I’d say the play is timely. And what’s even more frightening is that the numbers of people infected with AIDS today are rising again because people believe they can live on the cocktail of drugs and are engaging in unprotected sex. I’d say that makes the play timely.

The production does the play terrific justice.

It’s directed by Joel Greenberg and he brings out all the emotion of it in this splendid moving, production.

It all takes place on a large, empty square space with the audience all around. Rock music plays between scenes. The scenes are changed with speed and economy.

Greenberg’s direction makes this production an explosion of emotion.

The cast is outstanding led by Jonathan Wilson as Ned. He’s wiry, combative, committed, and cares so deeply. As Dr. Brookner, Sarah Orenstein is cool, methodical, no nonsense and impassioned. And so is the rest of this fine cast.

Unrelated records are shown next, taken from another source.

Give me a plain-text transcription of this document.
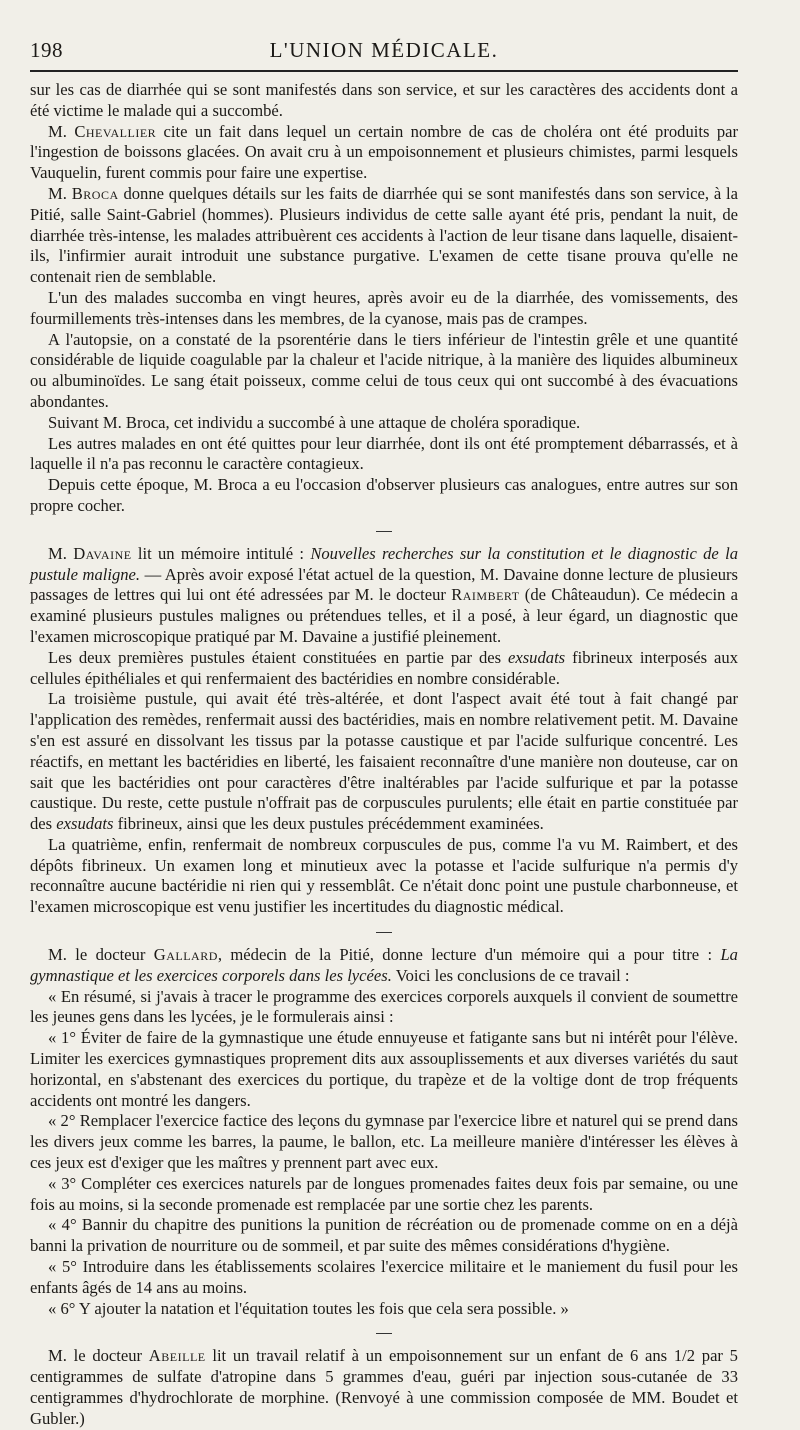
198	L'UNION MÉDICALE.

sur les cas de diarrhée qui se sont manifestés dans son service, et sur les caractères des accidents dont a été victime le malade qui a succombé.

M. Chevallier cite un fait dans lequel un certain nombre de cas de choléra ont été produits par l'ingestion de boissons glacées. On avait cru à un empoisonnement et plusieurs chimistes, parmi lesquels Vauquelin, furent commis pour faire une expertise.

M. Broca donne quelques détails sur les faits de diarrhée qui se sont manifestés dans son service, à la Pitié, salle Saint-Gabriel (hommes). Plusieurs individus de cette salle ayant été pris, pendant la nuit, de diarrhée très-intense, les malades attribuèrent ces accidents à l'action de leur tisane dans laquelle, disaient-ils, l'infirmier aurait introduit une substance purgative. L'examen de cette tisane prouva qu'elle ne contenait rien de semblable.

L'un des malades succomba en vingt heures, après avoir eu de la diarrhée, des vomissements, des fourmillements très-intenses dans les membres, de la cyanose, mais pas de crampes.

A l'autopsie, on a constaté de la psorentérie dans le tiers inférieur de l'intestin grêle et une quantité considérable de liquide coagulable par la chaleur et l'acide nitrique, à la manière des liquides albumineux ou albuminoïdes. Le sang était poisseux, comme celui de tous ceux qui ont succombé à des évacuations abondantes.

Suivant M. Broca, cet individu a succombé à une attaque de choléra sporadique.

Les autres malades en ont été quittes pour leur diarrhée, dont ils ont été promptement débarrassés, et à laquelle il n'a pas reconnu le caractère contagieux.

Depuis cette époque, M. Broca a eu l'occasion d'observer plusieurs cas analogues, entre autres sur son propre cocher.

M. Davaine lit un mémoire intitulé : Nouvelles recherches sur la constitution et le diagnostic de la pustule maligne. — Après avoir exposé l'état actuel de la question, M. Davaine donne lecture de plusieurs passages de lettres qui lui ont été adressées par M. le docteur Raimbert (de Châteaudun). Ce médecin a examiné plusieurs pustules malignes ou prétendues telles, et il a posé, à leur égard, un diagnostic que l'examen microscopique pratiqué par M. Davaine a justifié pleinement.

Les deux premières pustules étaient constituées en partie par des exsudats fibrineux interposés aux cellules épithéliales et qui renfermaient des bactéridies en nombre considérable.

La troisième pustule, qui avait été très-altérée, et dont l'aspect avait été tout à fait changé par l'application des remèdes, renfermait aussi des bactéridies, mais en nombre relativement petit. M. Davaine s'en est assuré en dissolvant les tissus par la potasse caustique et par l'acide sulfurique concentré. Les réactifs, en mettant les bactéridies en liberté, les faisaient reconnaître d'une manière non douteuse, car on sait que les bactéridies ont pour caractères d'être inaltérables par l'acide sulfurique et par la potasse caustique. Du reste, cette pustule n'offrait pas de corpuscules purulents; elle était en partie constituée par des exsudats fibrineux, ainsi que les deux pustules précédemment examinées.

La quatrième, enfin, renfermait de nombreux corpuscules de pus, comme l'a vu M. Raimbert, et des dépôts fibrineux. Un examen long et minutieux avec la potasse et l'acide sulfurique n'a permis d'y reconnaître aucune bactéridie ni rien qui y ressemblât. Ce n'était donc point une pustule charbonneuse, et l'examen microscopique est venu justifier les incertitudes du diagnostic médical.

M. le docteur Gallard, médecin de la Pitié, donne lecture d'un mémoire qui a pour titre : La gymnastique et les exercices corporels dans les lycées. Voici les conclusions de ce travail :

« En résumé, si j'avais à tracer le programme des exercices corporels auxquels il convient de soumettre les jeunes gens dans les lycées, je le formulerais ainsi :

« 1° Éviter de faire de la gymnastique une étude ennuyeuse et fatigante sans but ni intérêt pour l'élève. Limiter les exercices gymnastiques proprement dits aux assouplissements et aux diverses variétés du saut horizontal, en s'abstenant des exercices du portique, du trapèze et de la voltige dont de trop fréquents accidents ont montré les dangers.

« 2° Remplacer l'exercice factice des leçons du gymnase par l'exercice libre et naturel qui se prend dans les divers jeux comme les barres, la paume, le ballon, etc. La meilleure manière d'intéresser les élèves à ces jeux est d'exiger que les maîtres y prennent part avec eux.

« 3° Compléter ces exercices naturels par de longues promenades faites deux fois par semaine, ou une fois au moins, si la seconde promenade est remplacée par une sortie chez les parents.

« 4° Bannir du chapitre des punitions la punition de récréation ou de promenade comme on en a déjà banni la privation de nourriture ou de sommeil, et par suite des mêmes considérations d'hygiène.

« 5° Introduire dans les établissements scolaires l'exercice militaire et le maniement du fusil pour les enfants âgés de 14 ans au moins.

« 6° Y ajouter la natation et l'équitation toutes les fois que cela sera possible. »

M. le docteur Abeille lit un travail relatif à un empoisonnement sur un enfant de 6 ans 1/2 par 5 centigrammes de sulfate d'atropine dans 5 grammes d'eau, guéri par injection sous-cutanée de 33 centigrammes d'hydrochlorate de morphine. (Renvoyé à une commission composée de MM. Boudet et Gubler.)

It’s a huge story but so personal as well. We have all been affected by AIDS in one
way or another.

THE NORMAL HEART goes back to the beginning.

Shattering then. Shattering now. It changes you. You will want to hug your dear ones after it.

Terrific production. See it. Bring Kleenex.

GHOSTS continues at the Young Centre for the Performing Arts in the Distillery District.

THE NORMAL HEART, continues at Buddies in Bad Times Theatre until November 6.